50 Jahre Abitur der OI d

Heide Peter Groth Donnerstag, 22. September 2022



Abitur 1972 am Gymnasium Heide (heute Werner-Heisenberg-Gymnasium): Die Schülerinnen und Schüler der Abschlussklassen erhielten ihr Reifezeugnis schmucklos im Sekretariat der Schule. Keine festliche Übergabe, kein Abi-Ball – die Zeiten vor 50 Jahren waren politisch unruhig, die Schulleitung fürchtete verbale Verunglimpfungen und mehr. Das Abitur wurde dennoch gefeiert – auf einem Bauernhof in Hennstedt mit Musik, Tanz und vielen Getränken, mit den Abiturienten und einigen ihrer Lehrer. Das Gymnasium hatte ihre letzten im Klassenverbund lernenden Schüler schmucklos entlassen, fortan gab es das Kurssystem und Jahre später auch wieder festliche Abschlussfeiern.

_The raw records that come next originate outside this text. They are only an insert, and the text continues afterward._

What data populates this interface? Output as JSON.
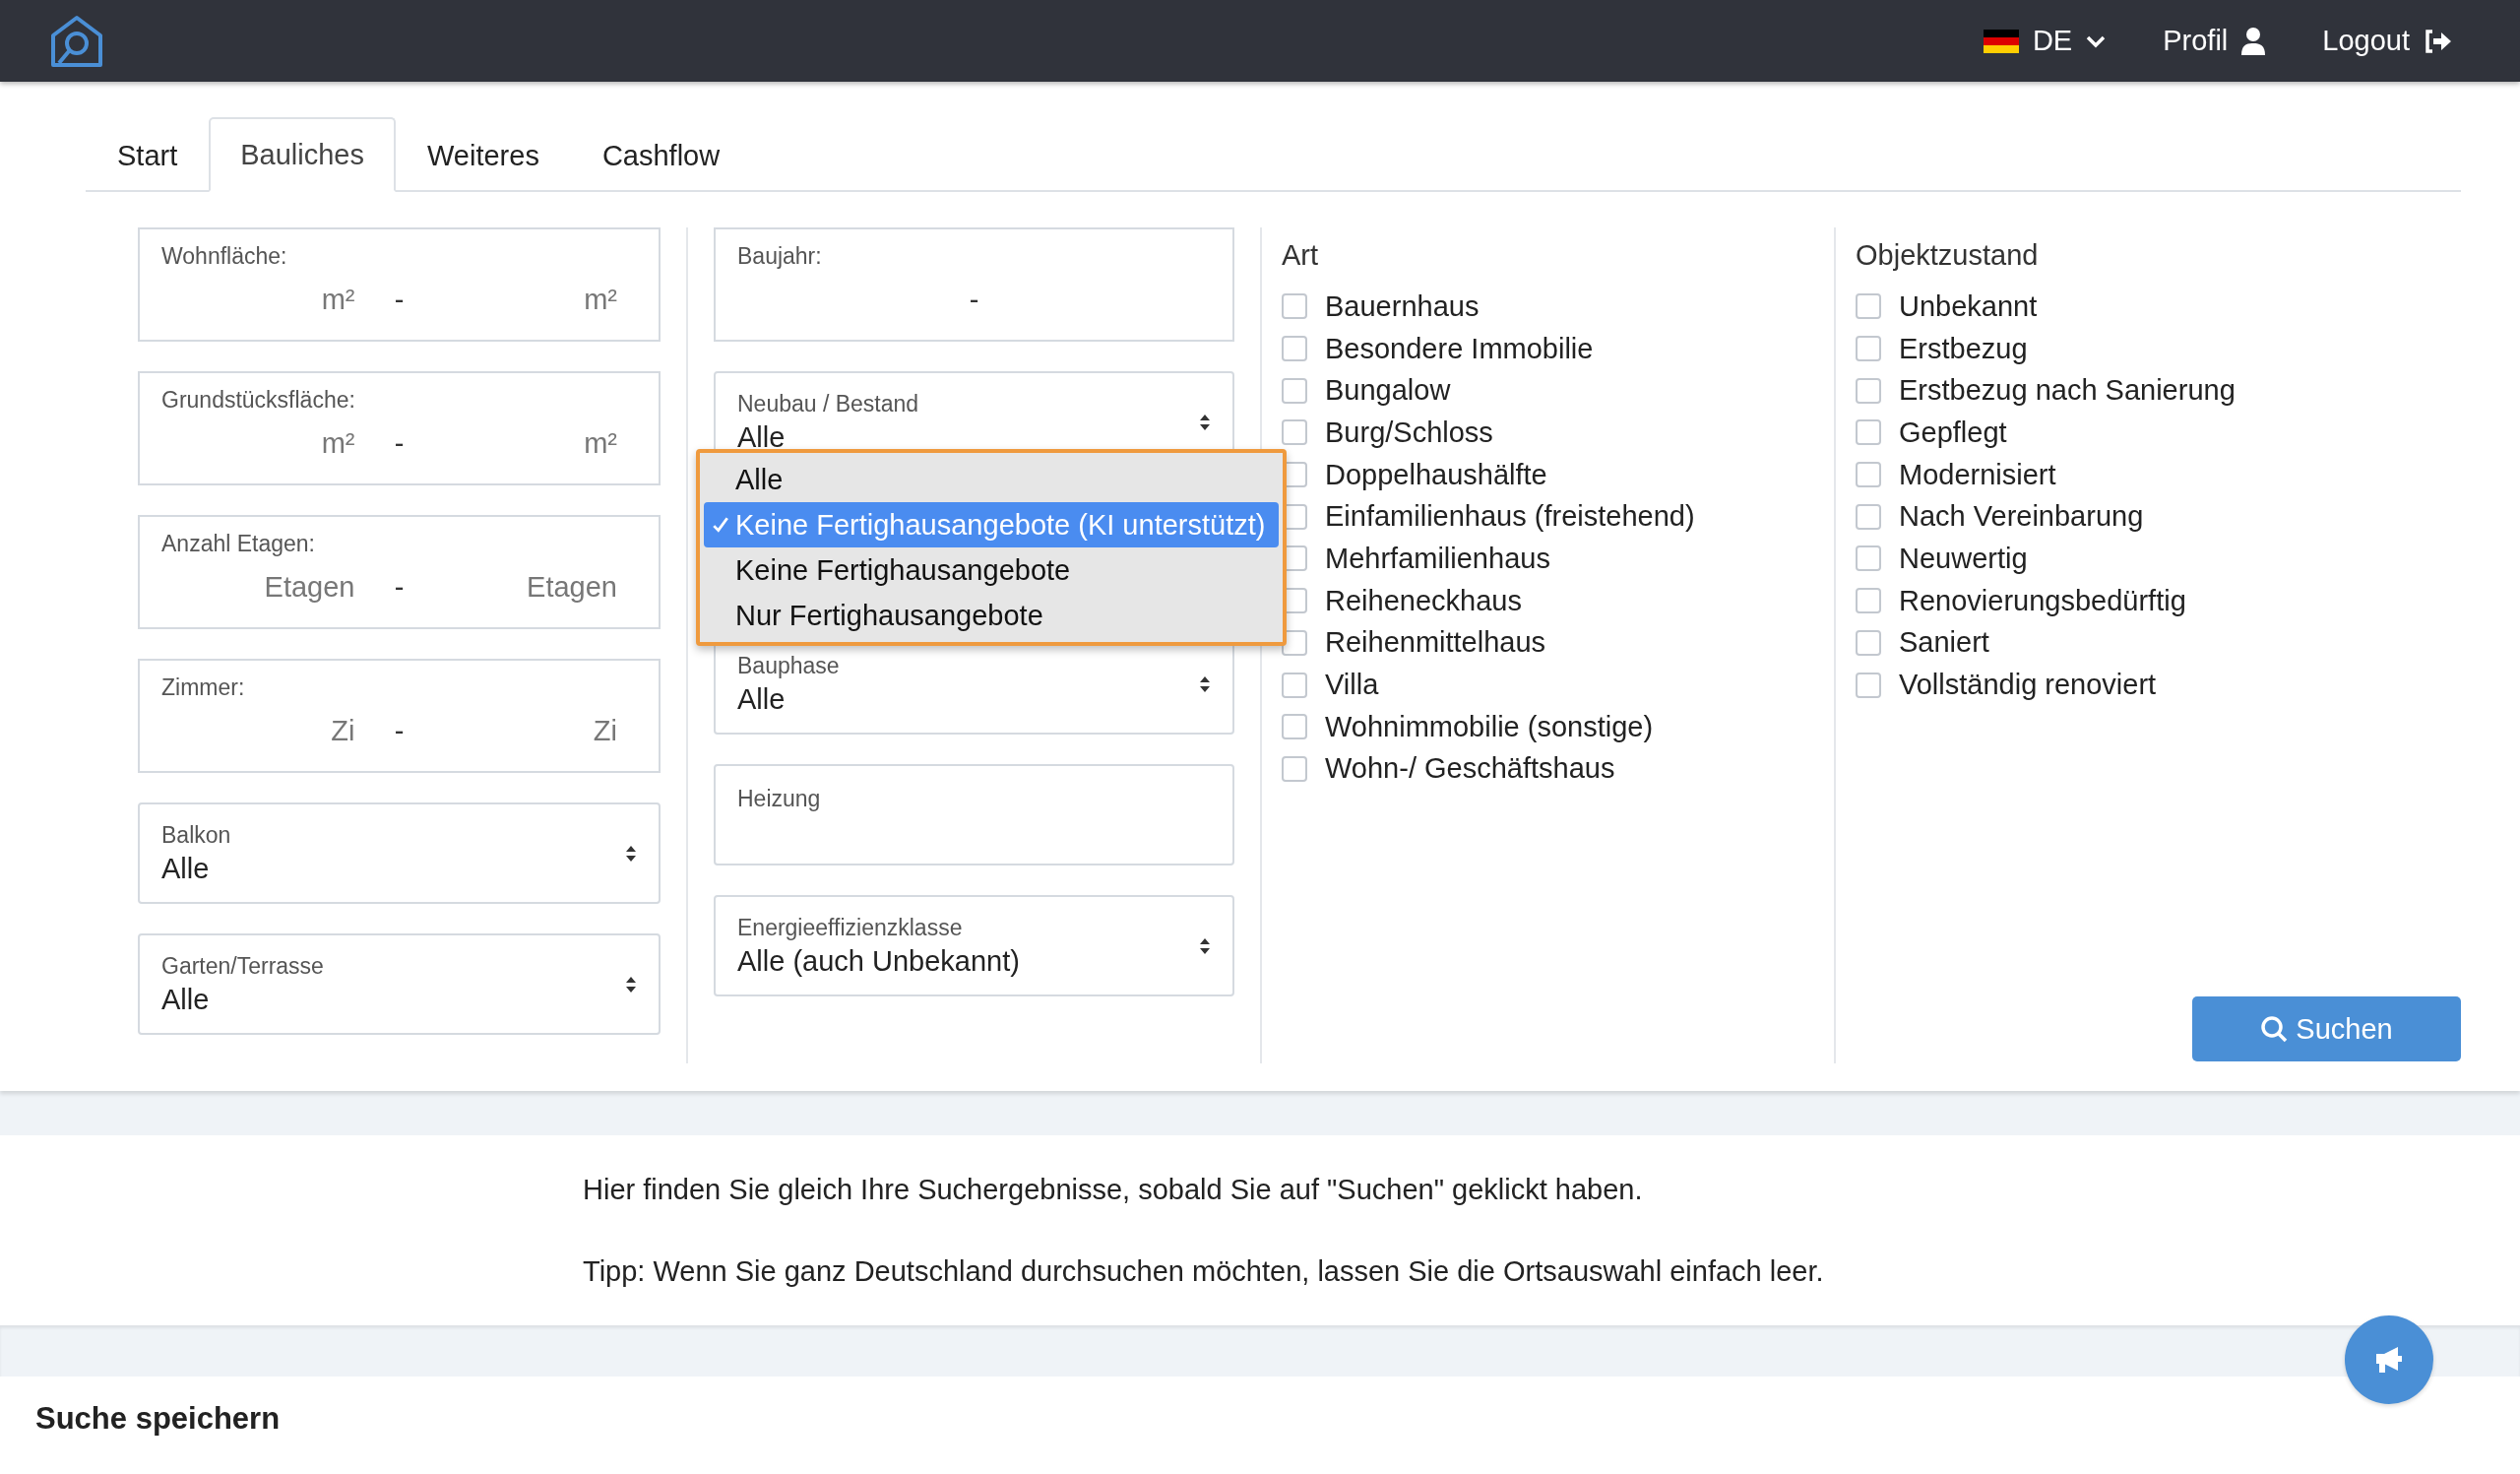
{
  "header": {
    "language": {
      "code": "DE"
    },
    "profile": "Profil",
    "logout": "Logout"
  },
  "tabs": [
    {
      "label": "Start",
      "selected": false
    },
    {
      "label": "Bauliches",
      "selected": true
    },
    {
      "label": "Weiteres",
      "selected": false
    },
    {
      "label": "Cashflow",
      "selected": false
    }
  ],
  "column_1": [
    {
      "kind": "range",
      "label": "Wohnfläche:",
      "min_unit": "m²",
      "separator": "-",
      "max_unit": "m²"
    },
    {
      "kind": "range",
      "label": "Grundstücksfläche:",
      "min_unit": "m²",
      "separator": "-",
      "max_unit": "m²"
    },
    {
      "kind": "range",
      "label": "Anzahl Etagen:",
      "min_unit": "Etagen",
      "separator": "-",
      "max_unit": "Etagen"
    },
    {
      "kind": "range",
      "label": "Zimmer:",
      "min_unit": "Zi",
      "separator": "-",
      "max_unit": "Zi"
    },
    {
      "kind": "select",
      "label": "Balkon",
      "value": "Alle"
    },
    {
      "kind": "select",
      "label": "Garten/Terrasse",
      "value": "Alle"
    }
  ],
  "column_2": [
    {
      "kind": "range",
      "label": "Baujahr:",
      "separator": "-"
    },
    {
      "kind": "select",
      "label": "Neubau / Bestand",
      "value": "Alle"
    },
    {
      "kind": "popup",
      "options": [
        {
          "label": "Alle",
          "selected": false
        },
        {
          "label": "Keine Fertighausangebote (KI unterstützt)",
          "selected": true
        },
        {
          "label": "Keine Fertighausangebote",
          "selected": false
        },
        {
          "label": "Nur Fertighausangebote",
          "selected": false
        }
      ]
    },
    {
      "kind": "select",
      "label": "Bauphase",
      "value": "Alle"
    },
    {
      "kind": "text",
      "label": "Heizung"
    },
    {
      "kind": "select",
      "label": "Energieeffizienzklasse",
      "value": "Alle (auch Unbekannt)"
    }
  ],
  "art": {
    "title": "Art",
    "options": [
      {
        "label": "Bauernhaus",
        "checked": false
      },
      {
        "label": "Besondere Immobilie",
        "checked": false
      },
      {
        "label": "Bungalow",
        "checked": false
      },
      {
        "label": "Burg/Schloss",
        "checked": false
      },
      {
        "label": "Doppelhaushälfte",
        "checked": false
      },
      {
        "label": "Einfamilienhaus (freistehend)",
        "checked": false
      },
      {
        "label": "Mehrfamilienhaus",
        "checked": false
      },
      {
        "label": "Reiheneckhaus",
        "checked": false
      },
      {
        "label": "Reihenmittelhaus",
        "checked": false
      },
      {
        "label": "Villa",
        "checked": false
      },
      {
        "label": "Wohnimmobilie (sonstige)",
        "checked": false
      },
      {
        "label": "Wohn-/ Geschäftshaus",
        "checked": false
      }
    ]
  },
  "objektzustand": {
    "title": "Objektzustand",
    "options": [
      {
        "label": "Unbekannt",
        "checked": false
      },
      {
        "label": "Erstbezug",
        "checked": false
      },
      {
        "label": "Erstbezug nach Sanierung",
        "checked": false
      },
      {
        "label": "Gepflegt",
        "checked": false
      },
      {
        "label": "Modernisiert",
        "checked": false
      },
      {
        "label": "Nach Vereinbarung",
        "checked": false
      },
      {
        "label": "Neuwertig",
        "checked": false
      },
      {
        "label": "Renovierungsbedürftig",
        "checked": false
      },
      {
        "label": "Saniert",
        "checked": false
      },
      {
        "label": "Vollständig renoviert",
        "checked": false
      }
    ]
  },
  "search_button": "Suchen",
  "info": [
    "Hier finden Sie gleich Ihre Suchergebnisse, sobald Sie auf \"Suchen\" geklickt haben.",
    "Tipp: Wenn Sie ganz Deutschland durchsuchen möchten, lassen Sie die Ortsauswahl einfach leer."
  ],
  "save_search": {
    "title": "Suche speichern"
  }
}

50 Jahre später sind aus den einstigen rebellischen Abiturienten Rentner und Pensionäre geworden. Sie haben inzwischen auch ihr Arbeitsleben mit Ausnahme weniger Selbstständiger hinter sich gelassen. Mehrere Lehrer, Ingenieure des Hochbaus, der Drucktechnik und der küstennahen Wasserwirtschaft, Marketingexperten, Übersetzer, Landwirte, Geschäftsführer im Einzelhandel und in der Unterhaltungsbranche, Fachreferenten in der Sozialwirtschaft, Redakteure und Hochschullehrer in der Betriebswirtschaft/Statistik – die beruflichen Karrieren sind durchweg zufriedenstellend verlaufen. Allerdings sind nur ganz wenige in Dithmarschen geblieben, leben auf Mallorca, in der Schweiz und in ganz Deutschland.

Zwei Schülerinnen und elf Schüler bestanden 1972 in der naturwissenschaftlich ausgerichteten Oberprima OI d die Reifeprüfung, einige wenige, die jahrelang Teil dieser Klasse waren, folgten 1973 mit kleiner Verspätung. Sie gehören bis heute auch zu dem Kreis, der sich in der Vergangenheit alle fünf Jahre traf, dabei auch die früheren Lehrer nicht ausschloss und nun die 50. Wiederkehr in Heide feierte. Diese Treffen sind ritualisiert. Sie beginnen stets mit einem Kaffeetrinken im Zentrum, setzen sich mit einem obligatorischen Foto in der stets gleichen personellen Anordnung vor dem Gymnasium fort und enden mit einem meist bis in die Nacht dauernden Essen.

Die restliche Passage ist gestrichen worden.